Paper Mechatronics workshops use technology and tinkering to learn machine design

Design thinking and engineering design is often taught as a linear, structured approach, but with Paper Mechatronics, tinkering is key. During two different July workshops a group of teachers and some young girls explored a more creative approach to learning design: blending crafts with electronics, coding, and mechanisms.

Infosys Foundation USA Pathfinders Summer Institute 2018

The Pathfinders Summer Institute 2018 attracted nearly 650 K-12 teachers and professional development instructors for a week of creative hands-on learning in computer science and making at Indiana University Bloomington, July 15-20.

At the five-day Paper Mechatronics intensive workshop, HyunJoo Oh from University of Colorado Boulder’s CraftTech Lab partnered with the Concord Consortium to work with a dozen highly motivated educators to develop progressively more complex computer-controlled paper machines. While paper is usually a two-dimensional medium, Paper Mechatronics pushes teachers to think and use materials in a three-dimensional space.

After initially using precut parts to make hand-powered mechanisms, participants used FoldMecha software to visualize the movement of parts. (FoldMecha generates a pdf file that can be used to cut parts on a laser cutter.) Participants then added motors and electronics to make fully interactive Paper Mechatronic machines.

A drawing helps visualize the animated movements of You’re a Crab! storybook characters. 

Participants learned how to use programmable microcontrollers and breadboards with sensors, jumper wires, and Arduino Uno controller boards in their cardboard machines, which they animated using LocoTap, a custom-designed microcontroller made by artist and engineer Abhishek Narula.

The LocoTap board designed by Abhishek Narula. 

Their efforts culminated in a demonstration of ingenious storytelling, using the paper mechatronic designs to animate a favorite character. A moody crab, a dancing turkey, a curious frog, and a friendly spider were among the storybook characters who crawled, bobbed, swiveled, jumped, and swam on command.

A mechanical turkey demonstrated the chicken dance using a flex sensor to control movements. (Photo: Abhishek Narula)

All the fun served a serious purpose. Concord Consortium researchers Colin Dixon and Sherry Hsi, Co-Principal Investigator of our Paper Mechatronics National Science Foundation project, collected critical information about how teachers could use paper mechatronics to teach student-centered design in the classroom, and what resources they needed.

“The teacher workshop was fabulous. Teachers made a wide range of designs highlighting different aspects of paper mechatronics,” says Sherry. “For leveling up in programming, as a context for tinkering with mechanical parts, or as a storytelling medium, Paper Mechatronics is an important learning medium.
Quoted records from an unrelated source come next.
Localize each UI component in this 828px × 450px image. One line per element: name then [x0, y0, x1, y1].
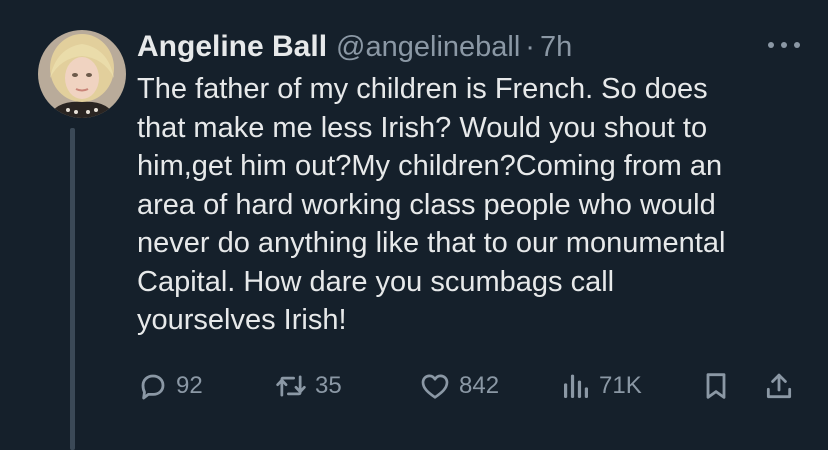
retweet-count: 35 [315, 372, 342, 399]
reply-count: 92 [176, 372, 203, 399]
reply-icon [137, 370, 169, 402]
share-button[interactable] [763, 366, 795, 406]
author-handle[interactable]: @angelineball [336, 31, 520, 64]
reply-button[interactable]: 92 [137, 366, 203, 406]
view-count: 71K [599, 372, 642, 399]
retweet-button[interactable]: 35 [274, 366, 342, 406]
avatar[interactable] [38, 30, 126, 118]
share-icon [763, 370, 795, 402]
separator-dot: · [525, 30, 535, 63]
timestamp[interactable]: 7h [540, 31, 572, 64]
heart-icon [418, 370, 452, 402]
tweet-text: The father of my children is French. So … [137, 73, 726, 336]
action-bar: 92 35 842 71K [0, 366, 828, 406]
views-chart-icon [560, 370, 592, 402]
more-button[interactable] [762, 30, 806, 60]
retweet-icon [274, 370, 308, 402]
bookmark-button[interactable] [700, 366, 732, 406]
like-button[interactable]: 842 [418, 366, 499, 406]
views-button[interactable]: 71K [560, 366, 642, 406]
like-count: 842 [459, 372, 500, 399]
author-name[interactable]: Angeline Ball [137, 30, 327, 64]
more-icon [767, 36, 801, 54]
tweet-header: Angeline Ball @angelineball · 7h [137, 27, 572, 67]
bookmark-icon [700, 370, 732, 402]
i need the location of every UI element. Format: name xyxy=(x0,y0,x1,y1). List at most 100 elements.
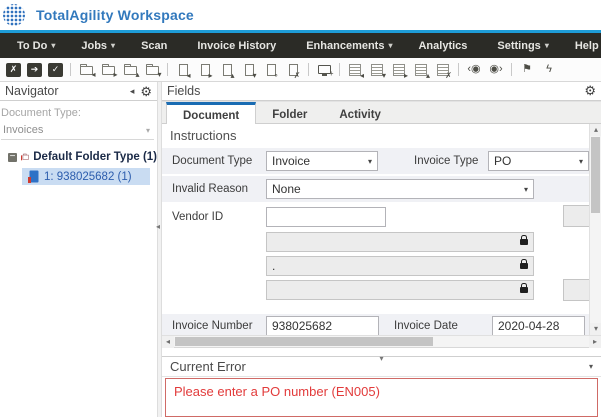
document-type-select[interactable]: Invoices ▾ xyxy=(1,122,154,140)
toolbar-separator xyxy=(339,63,340,76)
reject-button[interactable]: ✗ xyxy=(6,63,21,77)
menu-item-to-do[interactable]: To Do▾ xyxy=(4,40,68,52)
vertical-scrollbar[interactable]: ▴ ▾ xyxy=(589,124,601,335)
caret-down-icon: ▾ xyxy=(388,41,392,50)
menu-item-analytics[interactable]: Analytics xyxy=(405,40,484,52)
instructions-section-title: Instructions xyxy=(162,124,589,146)
previous-document-button[interactable] xyxy=(175,62,191,78)
document-last-icon xyxy=(245,64,254,76)
invoice-date-field-label: Invoice Date xyxy=(394,320,458,332)
app-header: TotalAgility Workspace xyxy=(0,0,601,30)
splitter-collapse-icon[interactable]: ◂ xyxy=(156,222,160,231)
open-viewer-button[interactable] xyxy=(316,62,332,78)
complete-button[interactable]: ✓ xyxy=(48,63,63,77)
vendor-id-input[interactable] xyxy=(266,207,386,227)
form-row: . xyxy=(162,255,589,277)
main-area: Navigator ◂ ⚙ Document Type: Invoices ▾ … xyxy=(0,82,601,417)
totalagility-workspace-window: TotalAgility Workspace To Do▾ Jobs▾ Scan… xyxy=(0,0,601,417)
shortcuts-button[interactable]: ϟ xyxy=(541,62,557,78)
form-row: Document Type Invoice ▾ Invoice Type PO … xyxy=(162,148,589,174)
tree-node-folder[interactable]: − Default Folder Type (1) xyxy=(0,149,157,165)
previous-view-button[interactable]: ‹◉ xyxy=(466,62,482,78)
fields-gear-icon[interactable]: ⚙ xyxy=(584,84,596,97)
document-type-field-label: Document Type xyxy=(172,155,252,167)
lock-icon xyxy=(520,263,528,269)
navigator-header: Navigator ◂ ⚙ xyxy=(0,82,157,101)
navigator-panel: Navigator ◂ ⚙ Document Type: Invoices ▾ … xyxy=(0,82,157,417)
previous-folder-button[interactable] xyxy=(78,62,94,78)
arrow-icon: ➔ xyxy=(31,65,39,74)
toolbar-separator xyxy=(70,63,71,76)
toolbar-separator xyxy=(458,63,459,76)
tab-activity[interactable]: Activity xyxy=(323,102,397,124)
caret-down-icon: ▾ xyxy=(368,157,372,166)
scroll-up-icon[interactable]: ▴ xyxy=(590,124,601,136)
invalid-reason-field-label: Invalid Reason xyxy=(172,183,248,195)
folder-node-label: Default Folder Type (1) xyxy=(33,151,157,163)
scroll-right-icon[interactable]: ▸ xyxy=(589,336,601,348)
menu-item-jobs[interactable]: Jobs▾ xyxy=(68,40,128,52)
list-expand-icon xyxy=(415,64,427,76)
tag-button[interactable]: ⚑ xyxy=(519,62,535,78)
caret-down-icon[interactable]: ▾ xyxy=(589,362,593,371)
list-collapse-icon xyxy=(371,64,383,76)
document-toolbar: ✗ ➔ ✓ ‹◉ ◉› ⚑ ϟ xyxy=(0,58,601,82)
caret-down-icon: ▾ xyxy=(524,185,528,194)
delete-document-button[interactable] xyxy=(285,62,301,78)
last-document-button[interactable] xyxy=(241,62,257,78)
caret-down-icon: ▾ xyxy=(111,41,115,50)
invoice-type-dropdown[interactable]: PO ▾ xyxy=(488,151,589,171)
first-folder-button[interactable] xyxy=(122,62,138,78)
collapse-fields-button[interactable] xyxy=(369,62,385,78)
navigator-gear-icon[interactable]: ⚙ xyxy=(140,85,152,98)
collapse-node-icon[interactable]: − xyxy=(8,153,17,162)
collapse-panel-icon[interactable]: ◂ xyxy=(130,86,135,97)
main-menu-bar: To Do▾ Jobs▾ Scan Invoice History Enhanc… xyxy=(0,33,601,58)
menu-item-help[interactable]: Help▾ xyxy=(562,40,601,52)
tab-folder[interactable]: Folder xyxy=(256,102,323,124)
caret-down-icon: ▾ xyxy=(545,41,549,50)
lock-icon xyxy=(520,239,528,245)
menu-item-settings[interactable]: Settings▾ xyxy=(484,40,561,52)
vertical-scrollbar-thumb[interactable] xyxy=(591,137,600,213)
document-settings-icon xyxy=(267,64,276,76)
menu-item-scan[interactable]: Scan xyxy=(128,40,184,52)
error-section-splitter[interactable]: ▾ xyxy=(162,348,601,356)
horizontal-scrollbar[interactable]: ◂ ▸ xyxy=(162,335,601,348)
invoice-type-field-label: Invoice Type xyxy=(414,155,478,167)
document-delete-icon xyxy=(289,64,298,76)
document-type-dropdown[interactable]: Invoice ▾ xyxy=(266,151,378,171)
caret-down-icon: ▾ xyxy=(51,41,55,50)
document-settings-button[interactable] xyxy=(263,62,279,78)
clipped-field xyxy=(563,205,589,227)
folder-next-icon xyxy=(102,66,115,75)
clear-field-button[interactable] xyxy=(435,62,451,78)
last-folder-button[interactable] xyxy=(144,62,160,78)
submit-button[interactable]: ➔ xyxy=(27,63,42,77)
invalid-reason-dropdown[interactable]: None ▾ xyxy=(266,179,534,199)
next-field-button[interactable] xyxy=(391,62,407,78)
scroll-down-icon[interactable]: ▾ xyxy=(590,323,601,335)
tab-document[interactable]: Document xyxy=(166,102,256,125)
next-folder-button[interactable] xyxy=(100,62,116,78)
toolbar-separator xyxy=(511,63,512,76)
invoice-number-input[interactable] xyxy=(266,316,379,335)
kofax-logo-icon xyxy=(2,2,28,28)
previous-field-button[interactable] xyxy=(347,62,363,78)
current-error-title: Current Error xyxy=(170,359,246,374)
current-error-box: Please enter a PO number (EN005) xyxy=(165,378,598,417)
tree-node-document-selected[interactable]: 1: 938025682 (1) xyxy=(22,168,150,185)
next-view-button[interactable]: ◉› xyxy=(488,62,504,78)
first-document-button[interactable] xyxy=(219,62,235,78)
invoice-date-input[interactable] xyxy=(492,316,585,335)
locked-field-3 xyxy=(266,280,534,300)
splitter-down-icon[interactable]: ▾ xyxy=(379,355,383,363)
menu-item-invoice-history[interactable]: Invoice History xyxy=(184,40,293,52)
horizontal-scrollbar-thumb[interactable] xyxy=(175,337,433,346)
document-fields-form: Instructions Document Type Invoice ▾ Inv… xyxy=(162,124,601,335)
form-row: Invoice Number Invoice Date xyxy=(162,314,589,335)
next-document-button[interactable] xyxy=(197,62,213,78)
expand-fields-button[interactable] xyxy=(413,62,429,78)
scroll-left-icon[interactable]: ◂ xyxy=(162,336,174,348)
menu-item-enhancements[interactable]: Enhancements▾ xyxy=(293,40,405,52)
Experiences like these develop problem-solving and collaboration skills important for lifelong learning.”

Paper Mechatronics Co-PI Sherry Hsi takes a selfie with teachers and professional development instructors in the Pathfinders 2018 Paper Mechatronics workshop.

Children’s Creativity Museum STEAM Camp for Girls

Girls aged 9-12 enjoyed a week of hands-on science, technology, engineering, art and design, and mathematics (STEAM) projects at San Francisco’s Children’s Creativity Museum, July 23-27. On July 24, in the “Fun of Flight” activity, Paper Mechatronics used real bird movement and behavior to introduce ways of making mechatronic birds.

Using pre-cut cardboard and mechanical parts and mechanisms, the girls experienced first-hand the engineering design process of brainstorming, sketching, designing, building, testing, and redesigning and refining.

“The kids were really excited,” says Sherry. “It’s important for girls to be exposed to the engineering design process at an early age. It’s also good for them to experience and learn to manage the frustrations that may arise in the creative design process.”

Sketching their ideas, kids worked on how their creatures would move.

Nine budding engineers sketched ideas for an owl, a toucan, and a bat, and a cycling seal! They prototyped their movements, and then built their creations using cardboard, gears, servo mechanisms, and a LocoTap microcontroller.

“We’re exploring the boundaries of Paper Mechatronics for younger audiences,” explains Sherry. “These were the first kids to use Abhishek Narula’s custom-designed LocoTap board, and they found it fairly easy.”

All of the Paper Mechatronics creations will be displayed at the Children’s Creativity Museum.

The Paper Mechatronics project aims to study how learners expand their capabilities to engage in creative engineering and stretch their existing areas of expertise and ways of working in STEAM. “We’re really excited about how both teachers and students in these two workshops used Paper Mechatronics to work across art, electronics, and mechanics,” says Colin.